Sertraline (Zoloft) was another exception. Sertraline users gained more than users of other antidepressants—an average of 10.5 pounds over two years.

Intranasal Ketamine Produces Long-Lasting Antidepressant Effects

June 3, 2016 · Posted in Potential Treatments · Comment 

intranasal esketamine

It has been known for years that ketamine, an anesthetic at higher doses, can quickly produce anti-depressant effects when delivered intravenously. However, these effects typically last only a few days. New research is exploring how to extend the antidepressant effects of ketamine.

Researcher Ella Daly and colleagues recently compared a form of ketamine called esketamine, this time delivered intranasally, to placebo in people with tough-to-treat depression that had resisted other treatments. Daly and colleagues randomized participants to receive one of three different doses of intranasal esketamine (28mg, 56mg, or 84mg) or placebo twice a week.
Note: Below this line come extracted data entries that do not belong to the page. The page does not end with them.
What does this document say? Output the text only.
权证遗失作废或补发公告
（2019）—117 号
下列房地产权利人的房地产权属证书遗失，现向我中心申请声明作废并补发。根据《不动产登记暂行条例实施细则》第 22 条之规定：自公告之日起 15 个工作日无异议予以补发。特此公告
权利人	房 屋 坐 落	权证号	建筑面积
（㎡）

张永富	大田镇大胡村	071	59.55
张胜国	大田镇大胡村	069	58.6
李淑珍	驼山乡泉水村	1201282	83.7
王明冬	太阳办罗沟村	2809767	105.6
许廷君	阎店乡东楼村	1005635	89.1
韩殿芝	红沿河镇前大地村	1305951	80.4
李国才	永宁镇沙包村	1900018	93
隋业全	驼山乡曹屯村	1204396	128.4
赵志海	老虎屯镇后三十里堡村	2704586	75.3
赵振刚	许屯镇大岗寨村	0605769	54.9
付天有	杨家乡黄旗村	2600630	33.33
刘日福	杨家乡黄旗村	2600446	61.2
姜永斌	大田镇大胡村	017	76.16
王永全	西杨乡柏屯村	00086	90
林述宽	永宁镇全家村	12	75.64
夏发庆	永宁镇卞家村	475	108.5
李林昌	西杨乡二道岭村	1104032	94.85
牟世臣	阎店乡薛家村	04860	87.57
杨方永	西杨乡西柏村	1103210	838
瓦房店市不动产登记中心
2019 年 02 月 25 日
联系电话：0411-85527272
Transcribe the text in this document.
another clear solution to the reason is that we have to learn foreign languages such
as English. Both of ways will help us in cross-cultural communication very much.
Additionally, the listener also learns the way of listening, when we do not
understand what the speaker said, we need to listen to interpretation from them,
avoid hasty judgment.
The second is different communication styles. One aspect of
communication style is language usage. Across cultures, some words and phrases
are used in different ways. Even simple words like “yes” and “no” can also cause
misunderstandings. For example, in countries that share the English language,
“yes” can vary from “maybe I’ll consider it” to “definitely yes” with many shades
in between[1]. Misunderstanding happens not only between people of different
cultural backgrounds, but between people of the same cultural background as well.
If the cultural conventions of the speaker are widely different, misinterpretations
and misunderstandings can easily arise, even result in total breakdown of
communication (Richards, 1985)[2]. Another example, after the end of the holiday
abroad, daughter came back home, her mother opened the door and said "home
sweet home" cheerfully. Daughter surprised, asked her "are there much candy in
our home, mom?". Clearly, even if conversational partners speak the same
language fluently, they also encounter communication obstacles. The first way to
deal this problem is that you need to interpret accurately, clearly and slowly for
All of the doses of intranasal esketamine improved participants’ depression compared to placebo, with higher doses producing more sustained improvement. After the 2-week double-blind study, participants could choose to continue (or begin) taking esketamine for another nine weeks, tapering dosage slowly from twice a week to once every other week by the end. The participants were then monitored for another eight weeks. The intranasal esketamine doses they received led to sustained improvements in depression that lasted, in some cases, through the eight weeks following their final dose.

Side effects were not severe. Ketamine can produce dissociative sensations, but these tended to dissipate with two hours of administration.

Johnson and Johnson Pharmaceuticals funded this research, which was presented at a scientific meeting in 2015, and they plan to continue researching intranasal esketamine in the hopes of getting Food and Drug Administration approval for the drug.